The Black T-Shirt/White T-Shirt Concept
Back in high school, I started to tape my favorite pieces from Comedy Central, Saturday Night Live, and MadTV. The goal was to create an archive that would hold up for years to come. The result was fairly successful, and I sometimes played it for friends when they visited.
I decided to start the archive after remembering one of Steve Carell’s first reports for The Daily Show but being unable to recollect all of it. It featured Carell interviewing some self-proclaimed expert, who claimed to have a superior understanding of human consciousness. Unfortunately, The Daily Show didn’t repeat airings of its reports very often, and I missed my opportunity to record it.

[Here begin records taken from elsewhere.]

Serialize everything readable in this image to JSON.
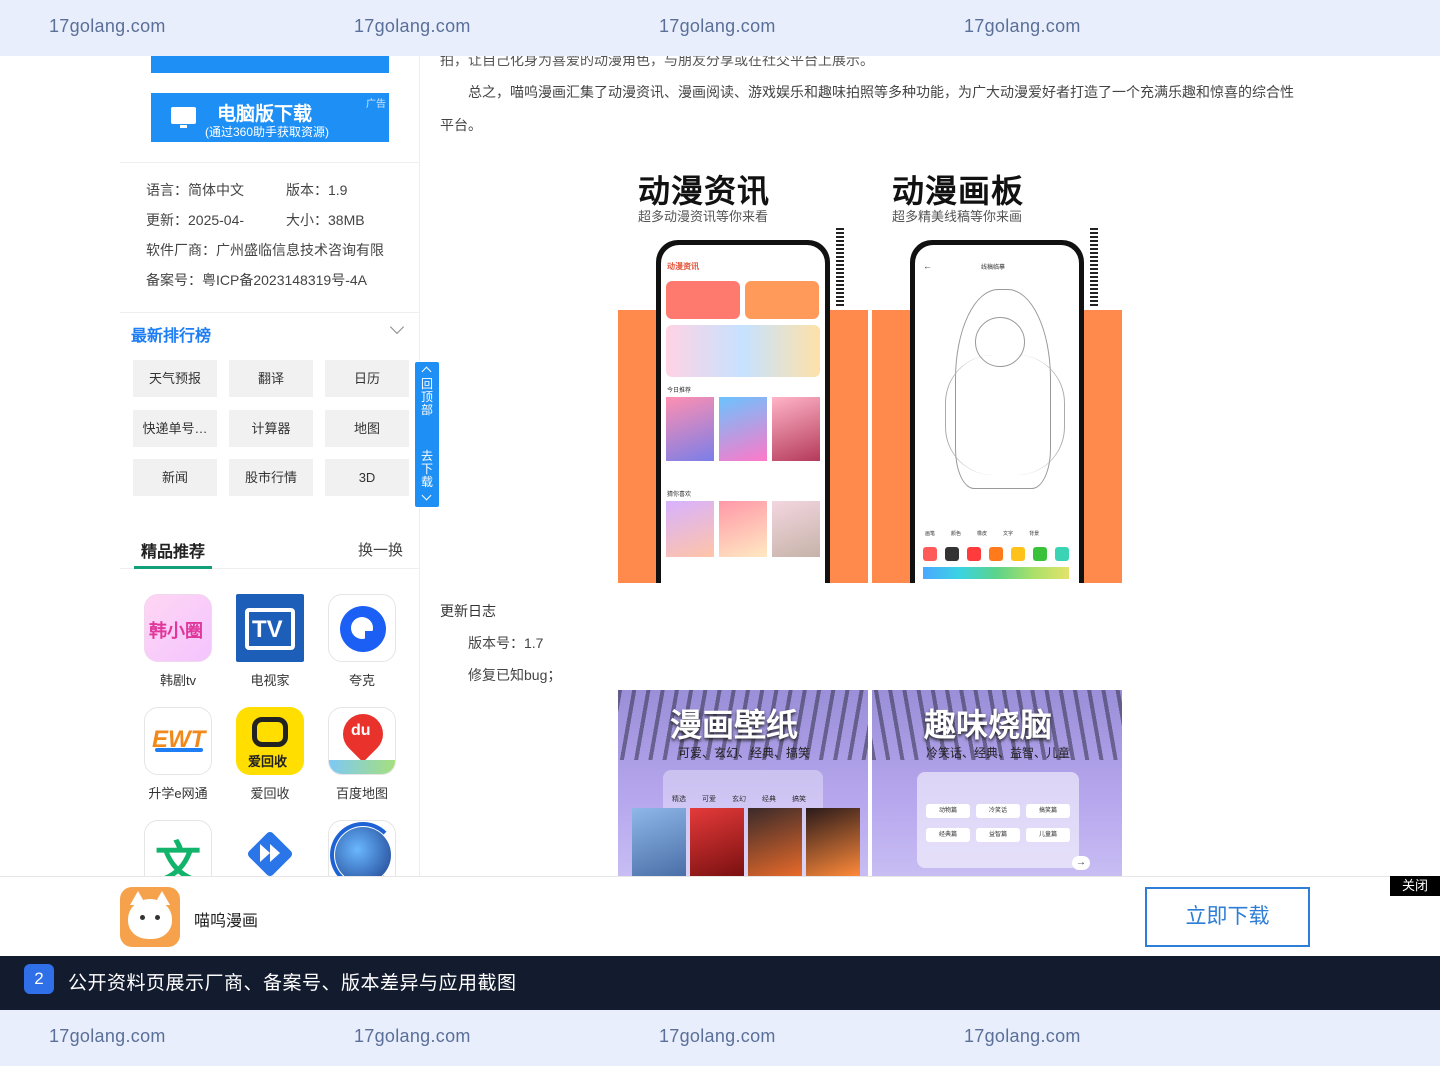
{
  "watermark": {
    "text": "17golang.com"
  },
  "sidebar": {
    "pc_download": {
      "title": "电脑版下载",
      "subtitle": "(通过360助手获取资源)",
      "ad_label": "广告"
    },
    "info": {
      "language": "语言：简体中文",
      "version": "版本：1.9",
      "updated": "更新：2025-04-",
      "size": "大小：38MB",
      "vendor": "软件厂商：广州盛临信息技术咨询有限",
      "icp": "备案号：粤ICP备2023148319号-4A"
    },
    "ranking": {
      "title": "最新排行榜",
      "tags": [
        "天气预报",
        "翻译",
        "日历",
        "快递单号…",
        "计算器",
        "地图",
        "新闻",
        "股市行情",
        "3D"
      ]
    },
    "featured": {
      "title": "精品推荐",
      "switch_label": "换一换",
      "apps": [
        {
          "name": "韩剧tv",
          "icon": "hanxiaoquan-icon",
          "icon_text": "韩小圈"
        },
        {
          "name": "电视家",
          "icon": "tv-icon",
          "icon_text": "TV"
        },
        {
          "name": "夸克",
          "icon": "quark-icon"
        },
        {
          "name": "升学e网通",
          "icon": "ewt-icon",
          "icon_text": "EWT"
        },
        {
          "name": "爱回收",
          "icon": "aihuishou-icon",
          "icon_text": "爱回收"
        },
        {
          "name": "百度地图",
          "icon": "baidu-map-icon",
          "icon_text": "du"
        }
      ]
    },
    "float": {
      "top_label": "回顶部",
      "download_label": "去下载"
    }
  },
  "main": {
    "para_top": "拍，让自己化身为喜爱的动漫角色，与朋友分享或在社交平台上展示。",
    "para_summary_1": "总之，喵呜漫画汇集了动漫资讯、漫画阅读、游戏娱乐和趣味拍照等多种功能，为广大动漫爱好者打造了一个充满乐趣和惊喜的综合性",
    "para_summary_2": "平台。",
    "shot1": {
      "title": "动漫资讯",
      "subtitle": "超多动漫资讯等你来看",
      "app_header": "动漫资讯",
      "section_today": "今日推荐",
      "section_guess": "猜你喜欢"
    },
    "shot2": {
      "title": "动漫画板",
      "subtitle": "超多精美线稿等你来画",
      "app_header": "线稿临摹",
      "tools": [
        "画笔",
        "颜色",
        "橡皮",
        "文字",
        "背景"
      ]
    },
    "changelog": {
      "title": "更新日志",
      "version": "版本号：1.7",
      "note": "修复已知bug；"
    },
    "shot3": {
      "title": "漫画壁纸",
      "subtitle": "可爱、玄幻、经典、搞笑",
      "filters": [
        "精选",
        "可爱",
        "玄幻",
        "经典",
        "搞笑"
      ]
    },
    "shot4": {
      "title": "趣味烧脑",
      "subtitle": "冷笑话、经典、益智、儿童",
      "cats": [
        "动物篇",
        "冷笑话",
        "搞笑篇",
        "经典篇",
        "益智篇",
        "儿童篇"
      ]
    }
  },
  "bottom_bar": {
    "app_name": "喵呜漫画",
    "download_button": "立即下载",
    "close_label": "关闭"
  },
  "caption": {
    "number": "2",
    "text": "公开资料页展示厂商、备案号、版本差异与应用截图"
  },
  "colors": {
    "accent": "#1e90f5",
    "watermark_bg": "#e8eefb",
    "caption_bg": "#131b2e",
    "green": "#12a07a"
  }
}
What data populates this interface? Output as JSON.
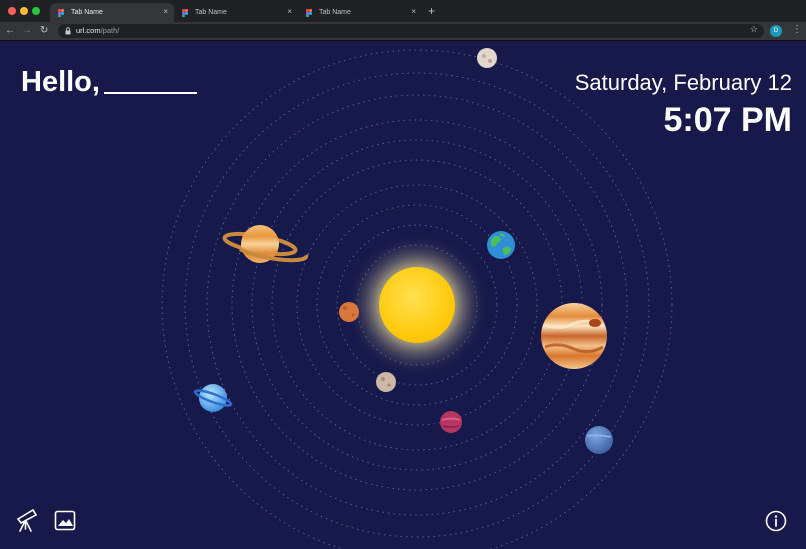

With the passing of time, I forgot most of the details of the report. The only thing I remembered was that the interviewee explained something to Carell that he called the black t-shirt/white t-shirt concept. Because of the high volume of content The Daily Show generates during the course of a year, I figured they would never ever release a DVD that contained this particular report. Efforts to find a reference to it online were in vain. It seemed unlikely that I would ever see this report again.
As I browsed the site, I realized there were plenty of clips I had forgotten. It was on their program that I first heard about “Iron Chef”. As a chronic curry addict, their report about curry addiction was a wake-up call. When I was preparing to vote for the first time, The Daily Show provided me with information about presidential candidate Charles Doty. Last but not least, there’s nothing I can say about Stacey Grenrock-Woods’s encounter with Ostaro that Ostaro doesn’t already know.
In 1945, Vannevar Bush’s “As We May Think” introduced the memex, “a future device … in which an individual stores all his books, records, and communications, and which is mechanized so that it may be consulted with exceeding speed and flexibility. It is an enlarged intimate supplement to his memory.” To motivate the memex, Bush wrote:
A record if it is to be useful to science, must be continuously extended, it must be stored, and above all it must be consulted. … Thus far we seem to be worse off than before—for we can enormously extend the record; yet even in its present bulk we can hardly consult it.
I’m not sure if The Daily Show is useful to science, but I’m happy it’s been added to my memex.